Aug. 7, 1968 - In his Major League Baseball debut, Joe Keough of the A's hit a home run in his first at-bat.

Aug. 7, 1969 – Alabama Gov. Albert Brewer named Evergreen Mayor Wm. H. Sessions to the Region Six Planning Board for Law Enforcement. The board was one of seven established throughout the state by Brewer to assist in implementing the Crime Control and Safe Streets Act in Alabama.

Aug. 7, 1969 - Johnny Middleton, a native of Evergreen, announced the opening of his accountant and tax consultant office in the office space in the Jr.
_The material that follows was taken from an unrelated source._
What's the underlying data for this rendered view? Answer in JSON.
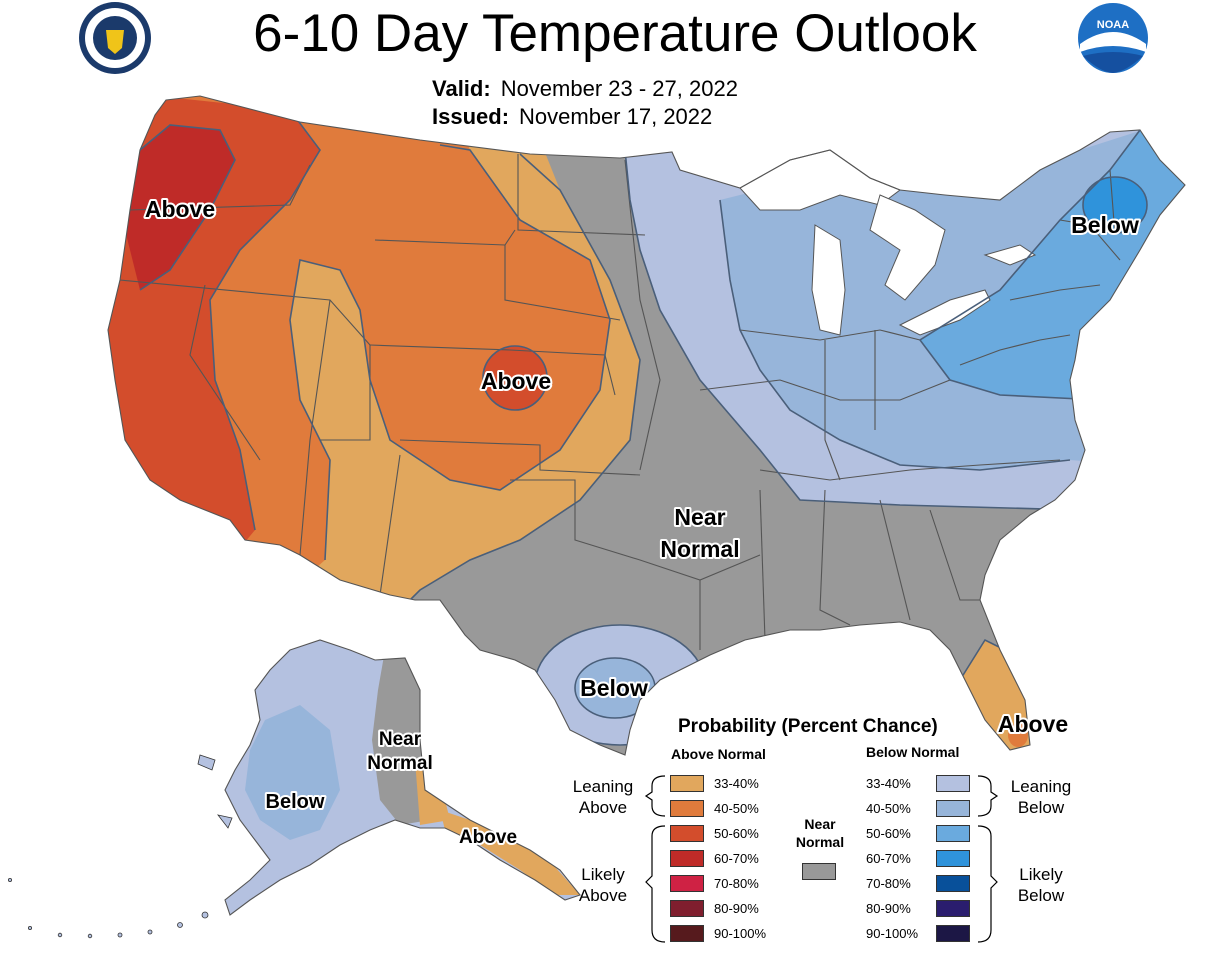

Food Store building in Evergreen, Ala.

Aug. 7, 1969 – The Evergreen Quarterback Club was scheduled to meet at 7:30 p.m. at Evergreen City Hall.

Aug. 7, 1974 – The Seaboard Coastline Depot in Enterprise, in Coffee County, Ala, was added to the National Register of Historic Places.

Aug. 7, 1974 – French stuntman Philippe Petit performed a high wire act between the twin towers of the World Trade Center - 1,368 feet in the air.

Aug. 7, 1981 – The Washington Star ceased all operations after 128 years of publication.

Aug. 7, 1985 - A five-year agreement between the Major League Baseball players union and team owners ended a two-day mid-season players’ strike. The season resumed the next day.

Aug. 7, 1987 - Bill Mazeroski's No. 9 uniform jersey was officially retired from active service by the Pittsburgh Pirates.

Aug. 7, 1988 – Liz Cochran, who was later named Miss Alabama 2009, was born in Helena, Ala.

Aug. 7, 1990 - President George Herbert Walker Bush ordered the organization of Operation Desert Shield in response to Iraq's invasion of Kuwait on August 2. The order prepared American troops to become part of an international coalition in the war against Iraq that would be launched as Operation Desert Storm in January 1991. To support Operation Desert Shield, Bush authorized a dramatic increase in U.S. troops and resources in the Persian Gulf.

Aug. 7, 1999 - Tony Gwynn of the San Diego Padres got his 3,000th hit of his Major League Baseball career.

Aug. 7, 2003 - In California, Arnold Schwarzenegger announced that he would run for the office of governor.